Observability for Anthropic with Opik

Anthropic is an AI safety and research company that’s working to build reliable, interpretable, and steerable AI systems.

This guide explains how to integrate Opik with the Anthropic Python SDK. By using the track_anthropic method provided by opik, you can easily track and evaluate your Anthropic API calls within your Opik projects as Opik will automatically log the input prompt, model used, token usage, and response generated.

Account Setup

Comet provides a hosted version of the Opik platform, simply create an account and grab your API Key.

You can also run the Opik platform locally, see the installation guide for more information.

Getting Started

Installation

To start tracking your Anthropic LLM calls, you’ll need to have both the opik and anthropic packages.
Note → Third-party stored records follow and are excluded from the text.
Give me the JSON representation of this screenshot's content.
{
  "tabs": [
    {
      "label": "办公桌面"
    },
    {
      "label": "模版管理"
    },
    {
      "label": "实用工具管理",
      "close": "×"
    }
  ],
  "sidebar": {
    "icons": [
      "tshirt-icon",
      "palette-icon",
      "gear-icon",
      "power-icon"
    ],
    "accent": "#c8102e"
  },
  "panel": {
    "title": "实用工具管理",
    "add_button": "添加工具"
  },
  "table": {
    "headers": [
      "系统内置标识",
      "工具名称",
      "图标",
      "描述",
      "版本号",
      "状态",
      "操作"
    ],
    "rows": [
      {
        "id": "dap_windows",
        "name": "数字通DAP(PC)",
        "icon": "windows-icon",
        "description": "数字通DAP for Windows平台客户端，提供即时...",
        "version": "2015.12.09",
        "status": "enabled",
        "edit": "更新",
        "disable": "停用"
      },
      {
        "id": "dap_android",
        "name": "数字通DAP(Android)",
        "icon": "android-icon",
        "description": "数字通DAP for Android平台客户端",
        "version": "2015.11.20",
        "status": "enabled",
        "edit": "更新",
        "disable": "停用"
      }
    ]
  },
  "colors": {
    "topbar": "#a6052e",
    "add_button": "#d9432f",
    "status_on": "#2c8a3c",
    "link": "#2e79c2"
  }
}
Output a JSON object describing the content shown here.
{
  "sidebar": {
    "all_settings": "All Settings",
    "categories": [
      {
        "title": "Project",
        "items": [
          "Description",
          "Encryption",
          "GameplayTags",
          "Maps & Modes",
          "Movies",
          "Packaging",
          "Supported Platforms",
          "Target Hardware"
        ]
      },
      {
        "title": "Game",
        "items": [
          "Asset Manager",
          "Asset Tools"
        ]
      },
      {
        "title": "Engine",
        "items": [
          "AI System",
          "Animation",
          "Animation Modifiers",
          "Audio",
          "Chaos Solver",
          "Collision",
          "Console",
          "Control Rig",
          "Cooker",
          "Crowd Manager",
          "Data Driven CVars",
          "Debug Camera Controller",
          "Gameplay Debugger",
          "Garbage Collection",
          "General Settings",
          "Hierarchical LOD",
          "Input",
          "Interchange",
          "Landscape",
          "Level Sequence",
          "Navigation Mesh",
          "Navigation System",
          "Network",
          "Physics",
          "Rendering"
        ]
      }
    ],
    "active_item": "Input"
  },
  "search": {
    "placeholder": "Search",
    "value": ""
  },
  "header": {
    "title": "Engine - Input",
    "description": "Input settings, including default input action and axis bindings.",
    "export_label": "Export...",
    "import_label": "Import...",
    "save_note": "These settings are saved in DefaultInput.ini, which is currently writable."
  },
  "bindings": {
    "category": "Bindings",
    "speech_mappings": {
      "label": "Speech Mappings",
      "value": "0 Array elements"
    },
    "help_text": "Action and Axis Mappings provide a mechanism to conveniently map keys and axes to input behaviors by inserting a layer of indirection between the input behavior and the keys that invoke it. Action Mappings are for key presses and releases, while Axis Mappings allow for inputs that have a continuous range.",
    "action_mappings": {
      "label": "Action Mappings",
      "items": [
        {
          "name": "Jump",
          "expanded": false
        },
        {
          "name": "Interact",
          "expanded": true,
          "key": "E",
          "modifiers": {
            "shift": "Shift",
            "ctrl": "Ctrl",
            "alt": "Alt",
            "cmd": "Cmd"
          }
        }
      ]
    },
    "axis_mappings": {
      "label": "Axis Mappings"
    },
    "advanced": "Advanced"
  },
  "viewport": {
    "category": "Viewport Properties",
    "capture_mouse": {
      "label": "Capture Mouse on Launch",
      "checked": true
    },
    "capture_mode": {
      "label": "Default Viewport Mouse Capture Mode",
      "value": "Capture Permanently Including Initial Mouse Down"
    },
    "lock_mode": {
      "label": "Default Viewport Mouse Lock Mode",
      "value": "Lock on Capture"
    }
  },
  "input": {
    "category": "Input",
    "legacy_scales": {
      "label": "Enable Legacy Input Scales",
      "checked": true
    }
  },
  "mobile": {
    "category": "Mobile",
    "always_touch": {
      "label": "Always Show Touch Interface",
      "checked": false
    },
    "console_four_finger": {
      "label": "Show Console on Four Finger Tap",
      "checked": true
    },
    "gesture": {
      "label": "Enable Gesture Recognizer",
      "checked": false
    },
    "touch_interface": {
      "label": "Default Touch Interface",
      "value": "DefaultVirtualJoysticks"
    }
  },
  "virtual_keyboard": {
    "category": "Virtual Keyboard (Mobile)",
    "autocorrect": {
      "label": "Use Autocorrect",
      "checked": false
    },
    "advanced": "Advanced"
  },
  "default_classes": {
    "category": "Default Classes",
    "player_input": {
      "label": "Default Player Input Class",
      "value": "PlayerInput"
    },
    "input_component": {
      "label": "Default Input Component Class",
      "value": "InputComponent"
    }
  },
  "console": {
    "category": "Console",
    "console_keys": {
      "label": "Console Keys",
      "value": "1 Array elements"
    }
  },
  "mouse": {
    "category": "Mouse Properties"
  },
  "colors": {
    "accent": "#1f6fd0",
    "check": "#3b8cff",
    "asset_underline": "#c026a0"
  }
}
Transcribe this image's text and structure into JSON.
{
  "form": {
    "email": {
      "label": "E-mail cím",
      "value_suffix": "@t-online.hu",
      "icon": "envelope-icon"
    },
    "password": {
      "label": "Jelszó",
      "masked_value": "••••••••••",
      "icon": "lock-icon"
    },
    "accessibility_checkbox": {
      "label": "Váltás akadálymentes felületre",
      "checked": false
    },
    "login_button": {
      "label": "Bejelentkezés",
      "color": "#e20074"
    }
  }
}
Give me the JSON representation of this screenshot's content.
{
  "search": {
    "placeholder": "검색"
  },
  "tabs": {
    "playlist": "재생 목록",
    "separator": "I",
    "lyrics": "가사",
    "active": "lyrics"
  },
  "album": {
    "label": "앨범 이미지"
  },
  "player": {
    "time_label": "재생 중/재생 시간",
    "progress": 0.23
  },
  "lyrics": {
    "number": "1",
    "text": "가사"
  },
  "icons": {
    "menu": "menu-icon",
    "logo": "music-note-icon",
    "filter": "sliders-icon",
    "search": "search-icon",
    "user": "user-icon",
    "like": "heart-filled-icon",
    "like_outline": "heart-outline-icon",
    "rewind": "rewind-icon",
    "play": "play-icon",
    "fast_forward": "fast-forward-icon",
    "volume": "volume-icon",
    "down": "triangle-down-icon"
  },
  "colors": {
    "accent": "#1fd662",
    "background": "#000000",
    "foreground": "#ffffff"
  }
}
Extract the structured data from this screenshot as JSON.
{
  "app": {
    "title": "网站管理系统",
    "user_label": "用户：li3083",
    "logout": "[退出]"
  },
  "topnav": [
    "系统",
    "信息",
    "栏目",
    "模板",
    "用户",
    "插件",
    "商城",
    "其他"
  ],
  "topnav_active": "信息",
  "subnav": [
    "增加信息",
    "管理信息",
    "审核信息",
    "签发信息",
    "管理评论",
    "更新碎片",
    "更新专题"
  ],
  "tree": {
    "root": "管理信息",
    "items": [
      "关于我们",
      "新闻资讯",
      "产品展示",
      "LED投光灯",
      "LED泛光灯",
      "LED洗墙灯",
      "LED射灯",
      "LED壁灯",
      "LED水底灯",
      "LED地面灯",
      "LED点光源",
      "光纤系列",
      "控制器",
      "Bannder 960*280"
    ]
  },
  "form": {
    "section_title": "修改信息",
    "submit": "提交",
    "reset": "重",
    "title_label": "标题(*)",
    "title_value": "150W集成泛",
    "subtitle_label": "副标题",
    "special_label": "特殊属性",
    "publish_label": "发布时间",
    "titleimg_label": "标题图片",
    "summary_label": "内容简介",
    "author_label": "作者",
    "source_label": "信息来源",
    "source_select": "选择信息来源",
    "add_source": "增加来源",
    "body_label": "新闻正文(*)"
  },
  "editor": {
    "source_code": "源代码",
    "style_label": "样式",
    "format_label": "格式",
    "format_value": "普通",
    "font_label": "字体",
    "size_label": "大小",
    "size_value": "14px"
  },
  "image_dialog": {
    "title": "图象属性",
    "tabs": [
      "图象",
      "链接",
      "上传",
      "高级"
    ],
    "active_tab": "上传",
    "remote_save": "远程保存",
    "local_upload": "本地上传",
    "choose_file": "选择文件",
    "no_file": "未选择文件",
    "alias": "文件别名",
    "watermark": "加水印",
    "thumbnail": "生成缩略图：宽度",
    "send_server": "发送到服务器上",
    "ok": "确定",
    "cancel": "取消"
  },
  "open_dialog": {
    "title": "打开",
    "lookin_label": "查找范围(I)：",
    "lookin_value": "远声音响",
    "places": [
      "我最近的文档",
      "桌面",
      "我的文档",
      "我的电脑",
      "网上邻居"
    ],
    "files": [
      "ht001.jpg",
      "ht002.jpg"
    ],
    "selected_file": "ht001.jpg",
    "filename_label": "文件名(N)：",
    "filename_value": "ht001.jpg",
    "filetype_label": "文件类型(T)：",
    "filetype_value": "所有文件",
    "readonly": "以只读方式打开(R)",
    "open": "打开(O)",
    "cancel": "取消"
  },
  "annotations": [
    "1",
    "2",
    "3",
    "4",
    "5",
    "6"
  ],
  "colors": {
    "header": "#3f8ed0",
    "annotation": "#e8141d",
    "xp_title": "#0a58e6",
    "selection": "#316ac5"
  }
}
You can install them using pip:

$pip install opik anthropic

Configuring Opik

Configure the Opik Python SDK for your deployment type. See the Python SDK Configuration guide for detailed instructions on:

  • CLI configuration: opik configure
  • Code configuration: opik.configure()
  • Self-hosted vs Cloud vs Enterprise setup
  • Configuration files and environment variables

Configuring Anthropic

In order to configure Anthropic, you will need to have your Anthropic API Key set. You can find or create your Anthropic API Key in this page.

You can set it as an environment variable:

{pytest_codeblocks_skip=true}
$export ANTHROPIC_API_KEY="YOUR_API_KEY"

Or set it programmatically:

1import os
2import getpass
3
4if "ANTHROPIC_API_KEY" not in os.environ:
5 os.environ["ANTHROPIC_API_KEY"] = getpass.getpass("Enter your Anthropic API key: ")

Logging LLM calls

In order to log the LLM calls to Opik, you will need to create the wrap the anthropic client with track_anthropic. When making calls with that wrapped client, all calls will be logged to Opik:

1import anthropic
2from opik.integrations.anthropic import track_anthropic
3
4anthropic_client = anthropic.Anthropic()
5anthropic_client = track_anthropic(anthropic_client, project_name="anthropic-integration-demo")
6
7PROMPT = "Why is it important to use a LLM Monitoring like CometML Opik tool that allows you to log traces and spans when working with Anthropic LLM Models?"
8
9response = anthropic_client.messages.create(
10 model="claude-3-5-sonnet-20241022",
11 max_tokens=1024,
12 messages=[
13 {"role": "user", "content": PROMPT}
14 ]
15)
16print("Response", response.content[0].text)

Advanced Usage

Using with the @track decorator

If you have multiple steps in your LLM pipeline, you can use the @track decorator to log the traces for each step. If Anthropic is called within one of these steps, the LLM call will be associated with that corresponding step:

1import anthropic
2from opik import track
3from opik.integrations.anthropic import track_anthropic
4
5os.environ["OPIK_PROJECT_NAME"] = "anthropic-integration-demo"
6
7anthropic_client = anthropic.Anthropic()
8anthropic_client = track_anthropic(anthropic_client)
9
10@track
11def generate_story(prompt):
12 res = anthropic_client.messages.create(
13 model="claude-3-5-sonnet-20241022",
14 max_tokens=1024,
15 messages=[{"role": "user", "content": prompt}],
16 )
17 return res.content[0].text
18
19@track
20def generate_topic():
21 prompt = "Generate a topic for a story about Opik."
22 res = anthropic_client.messages.create(
23 model="claude-3-5-sonnet-20241022",
24 max_tokens=1024,
25 messages=[{"role": "user", "content": prompt}],
26 )
27 return res.content[0].text
28
29@track
30def generate_opik_story():
31 topic = generate_topic()
32 story = generate_story(topic)
33 return story
34
35# Execute the multi-step pipeline
36generate_opik_story()

The trace can now be viewed in the UI with hierarchical spans showing the relationship between different steps:

Cost Tracking

The track_anthropic wrapper automatically tracks token usage and cost for all supported Anthropic models.

Cost information is automatically captured and displayed in the Opik UI, including:

  • Token usage details
  • Cost per request based on Anthropic pricing
  • Total trace cost

View the complete list of supported models and providers on the Supported Models page.